What Sets BCPP Apart from Other BPS Specialties; BCPP Role Delineation and Item Writing

With lived experience practicing in settings where persons with severe mental illness receive treatment, a BCPP knows how challenging it can be for a person to experience hallucinations, delusions, and/or suicidal thoughts. This fosters the development of a special brand of empathy, communication, and connection skills necessary to meet patients where they are and help them achieve their recovery goals. BCPPs combine this “person-factor” with broad knowledge of dosing, monitoring, and psychiatric medication response assessment (“psychiatric medication expert factor”). This combination of expertise ensures the BCPP can select the best medication treatments for persons recovering from mental health and substance use disorders.
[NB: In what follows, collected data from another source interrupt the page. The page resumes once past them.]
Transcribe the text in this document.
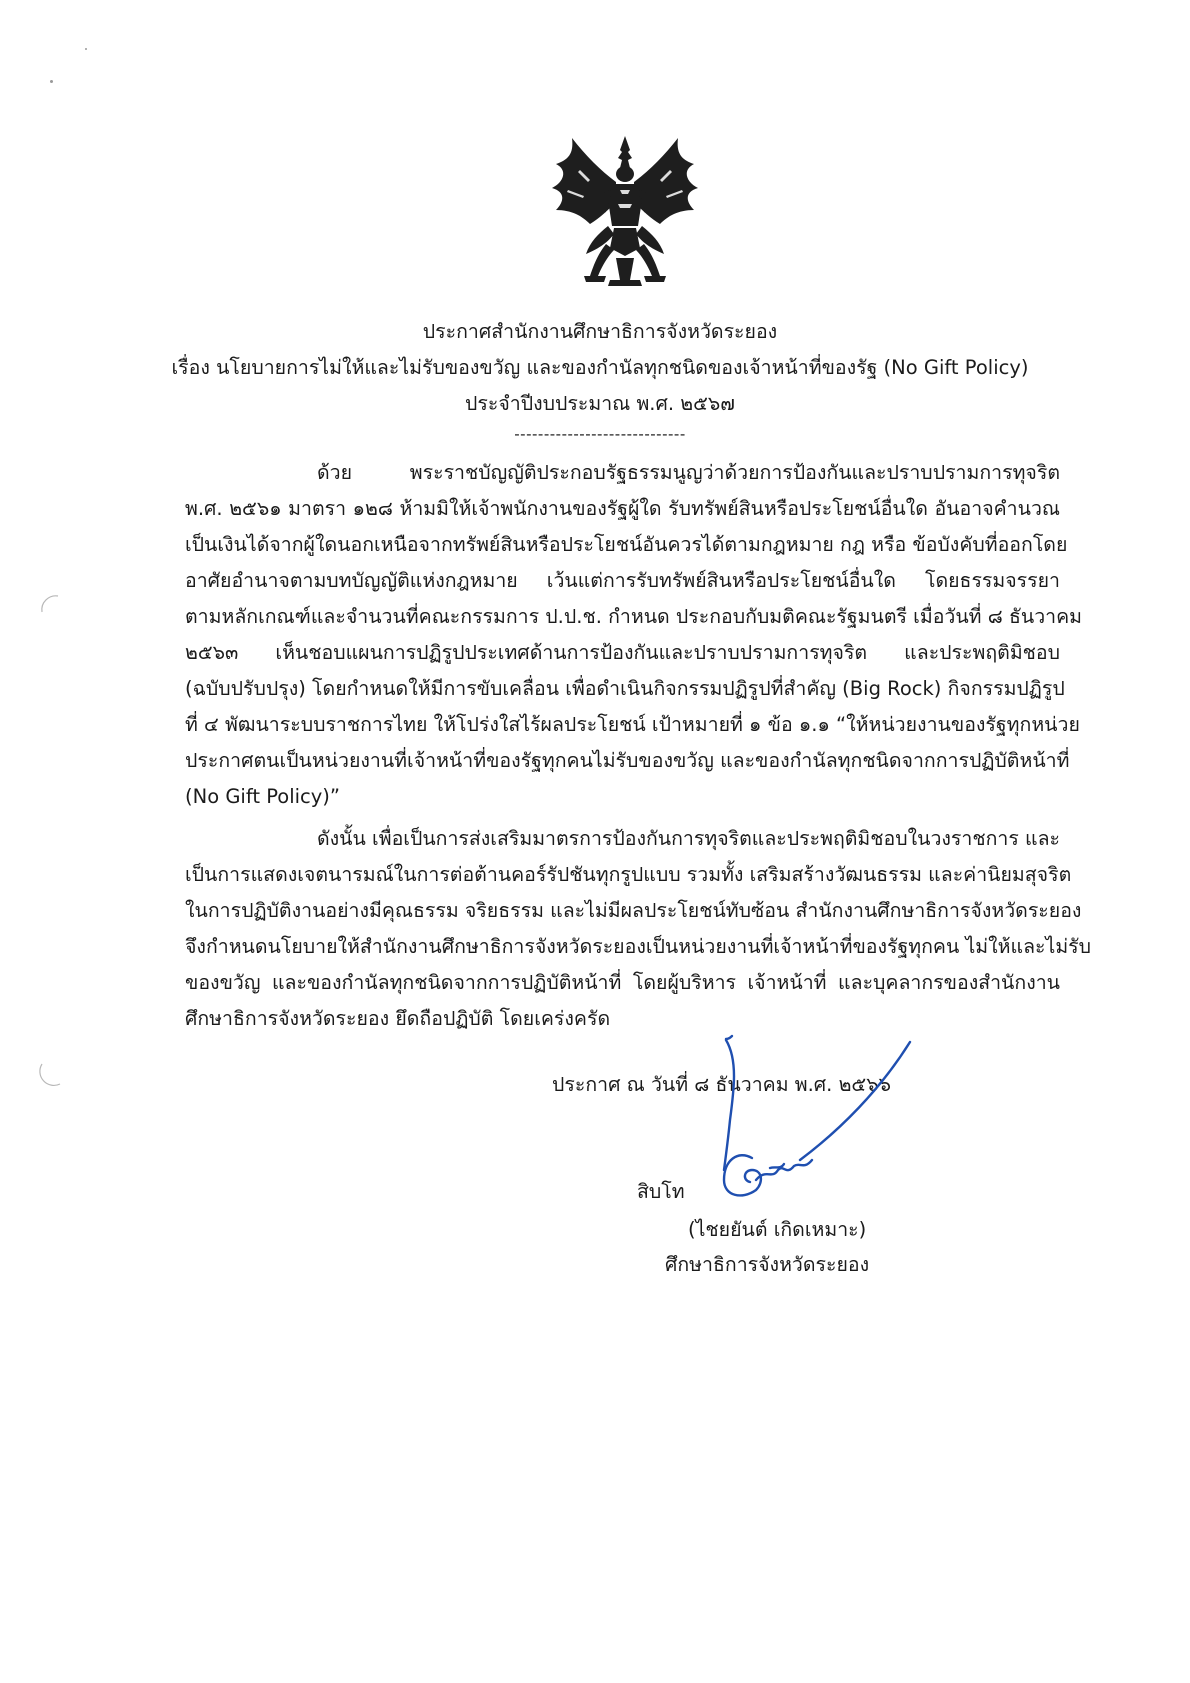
ประกาศสำนักงานศึกษาธิการจังหวัดระยอง
เรื่อง นโยบายการไม่ให้และไม่รับของขวัญ และของกำนัลทุกชนิดของเจ้าหน้าที่ของรัฐ (No Gift Policy)
ประจำปีงบประมาณ พ.ศ. ๒๕๖๗
-----------------------------
ด้วย พระราชบัญญัติประกอบรัฐธรรมนูญว่าด้วยการป้องกันและปราบปรามการทุจริต
พ.ศ. ๒๕๖๑ มาตรา ๑๒๘ ห้ามมิให้เจ้าพนักงานของรัฐผู้ใด รับทรัพย์สินหรือประโยชน์อื่นใด อันอาจคำนวณ
เป็นเงินได้จากผู้ใดนอกเหนือจากทรัพย์สินหรือประโยชน์อันควรได้ตามกฎหมาย กฎ หรือ ข้อบังคับที่ออกโดย
อาศัยอำนาจตามบทบัญญัติแห่งกฎหมาย เว้นแต่การรับทรัพย์สินหรือประโยชน์อื่นใด โดยธรรมจรรยา
ตามหลักเกณฑ์และจำนวนที่คณะกรรมการ ป.ป.ช. กำหนด ประกอบกับมติคณะรัฐมนตรี เมื่อวันที่ ๘ ธันวาคม
๒๕๖๓ เห็นชอบแผนการปฏิรูปประเทศด้านการป้องกันและปราบปรามการทุจริต และประพฤติมิชอบ
(ฉบับปรับปรุง) โดยกำหนดให้มีการขับเคลื่อน เพื่อดำเนินกิจกรรมปฏิรูปที่สำคัญ (Big Rock) กิจกรรมปฏิรูป
ที่ ๔ พัฒนาระบบราชการไทย ให้โปร่งใสไร้ผลประโยชน์ เป้าหมายที่ ๑ ข้อ ๑.๑ “ให้หน่วยงานของรัฐทุกหน่วย
ประกาศตนเป็นหน่วยงานที่เจ้าหน้าที่ของรัฐทุกคนไม่รับของขวัญ และของกำนัลทุกชนิดจากการปฏิบัติหน้าที่
(No Gift Policy)”
ดังนั้น เพื่อเป็นการส่งเสริมมาตรการป้องกันการทุจริตและประพฤติมิชอบในวงราชการ และ
เป็นการแสดงเจตนารมณ์ในการต่อต้านคอร์รัปชันทุกรูปแบบ รวมทั้ง เสริมสร้างวัฒนธรรม และค่านิยมสุจริต
ในการปฏิบัติงานอย่างมีคุณธรรม จริยธรรม และไม่มีผลประโยชน์ทับซ้อน สำนักงานศึกษาธิการจังหวัดระยอง
จึงกำหนดนโยบายให้สำนักงานศึกษาธิการจังหวัดระยองเป็นหน่วยงานที่เจ้าหน้าที่ของรัฐทุกคน ไม่ให้และไม่รับ
ของขวัญ และของกำนัลทุกชนิดจากการปฏิบัติหน้าที่ โดยผู้บริหาร เจ้าหน้าที่ และบุคลากรของสำนักงาน
ศึกษาธิการจังหวัดระยอง ยึดถือปฏิบัติ โดยเคร่งครัด
ประกาศ ณ วันที่ ๘ ธันวาคม พ.ศ. ๒๕๖๖
สิบโท
(ไชยยันต์ เกิดเหมาะ)
ศึกษาธิการจังหวัดระยอง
While broad credentials (e.g., BCPS, BCACP or BCGP) verify some psychiatric medication knowledge and application skills, they are limited in assessing the breadth of mental health patient assessment, advocacy, and ability to educate on psychiatric diagnoses and clinical course; they just have too much other content to assess.

BPS conducts role delineation studies (RDS) every five to six years for each specialty to keep current with practice advances and set the content for certification exams. BCPPs from a variety of practice settings, including acute care, ambulatory care, pediatrics/geriatrics, academia, neurology, and SUD, all participate in determining the knowledge and skills necessary for successful person-centered care as a BCPP. Once the knowledge and skills are identified through the RDS, practicing BCPPs are surveyed to assess how crucial each competency is for entry level practice as a BCPP.

Items on the BCPP examination cover a broad range of mental health settings and special populations within psychiatry. Pharmacists who achieve BCPP have verified entry level competency for psychiatric practice working with children, adults, older adults, and persons with substance use disorders. Attaining the BCPP verifies specialized expertise in dosing, monitoring, and adverse effect management of high alert medications such as clozapine, lithium, and methadone. Pharmacists with current BCPS, BCACP or BCGP credential who take on a clinical position in mental health and substance use recovery should obtain an additional BCPP credential to ensure they have the knowledge and skills needed for assisting patients with severe mental illness in achieving their treatment goals.